Leaving aside our many areas of disagreement, Ophelia, I’m sorry we won’t be able to have more exchanges on the “personal” versus the “intellectual” within feminism; I thought that was a productive line for both of us.
Just for the record, I’ve enjoyed reading B&W and will continue to do so. It’s important for me to be sharpened by fierce criticism; it is especially appreciated when that criticism is fair and tempered with humor — and I have, in our brief exchanges, appreciated both your fairness and your sense of humor. I do look forward to reading more of what you write, and I am very sorry that things have turned out as they have.
Cheers and best wishes to you.
HBS
Thanks, Hugo, that’s kind. That was an interesting discussion, wasn’t it…
Ironically enough, I liked your posts on anorexia and on the effect of a miniskirt and halter top on a classroom, very much – your whole take on the pressure on women to be sexpots. Despite radical disagreements in some areas, we agree in others. Makes ya think, don’t it!
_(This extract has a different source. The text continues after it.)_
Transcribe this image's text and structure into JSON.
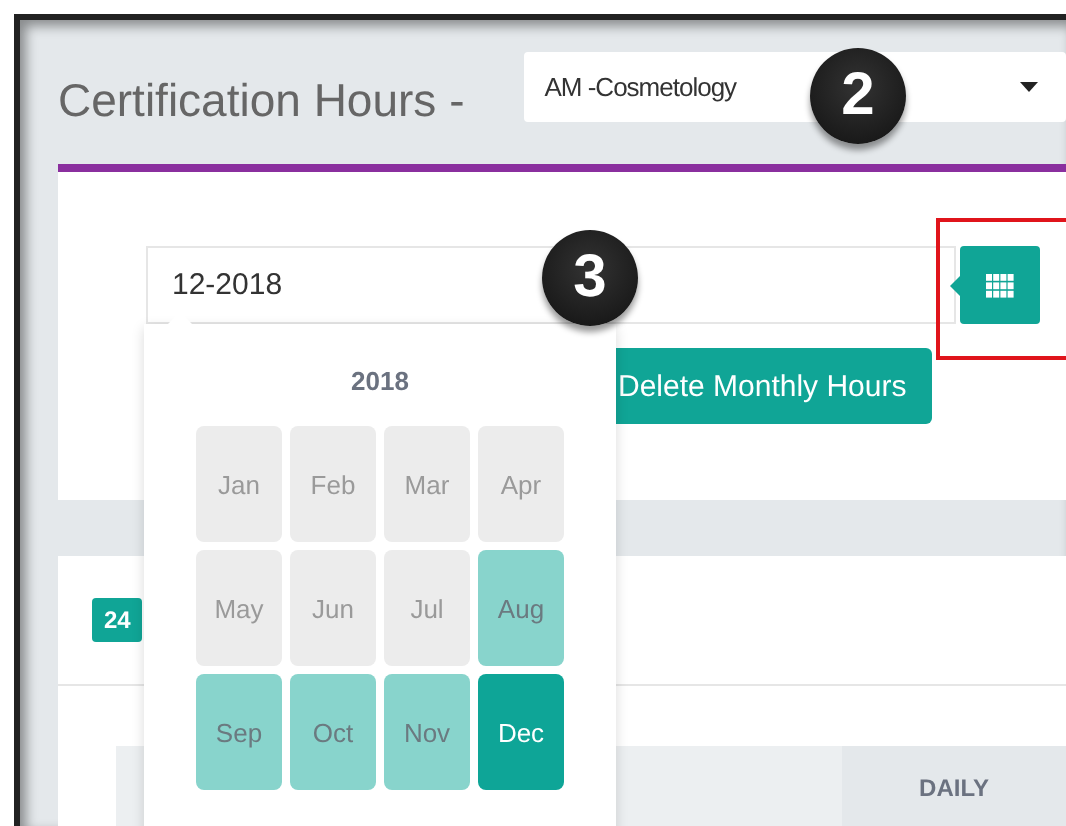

Not to beat a dead horse, and I may be stupid, but I still see doctrinaire Marxists as sharing many of the functional characteristics of the religiously besotted. There is the all-encompassing explanation of the world and human nature, the Prophet, the holy texts, the saints and sinners, and the happy willingness to undertake genocide in the name of the faith. As I don’t find Marxism’s “scientific” basis very convincing, what is left but Marxism as a faith, a religion?
Well I beat dead horses all the time, at least according to one of our regular commenters, so no need to worry about that.
True enough, about doctrinaire Marxists. I would agree that they share many characteristics (whether functional or not I don’t know) of religious believers – but I would also say that there are some major differences. The kinds of truth claims that religions make are different from the kinds that Marxists make. The supernatural element is missing, for one thing, and the deity is missing, for another. Of course that still leaves plenty of room for baseless predictions and totalizing whaddyacallits, but the difference is not trivial. I think.
Good for you. Principles can be prickly things, but one thing worse would be the lack of them.
Thanks! (There’s no denying that I’m prickly, but I make up for it by being irritating.)
The reason you don’t want to believe in a Supreme being is because you want to be God and you think that you could do a much better job than what He does but if you really look over the last part of your life, you will see that you have a trail of messes that you have caused on yourself.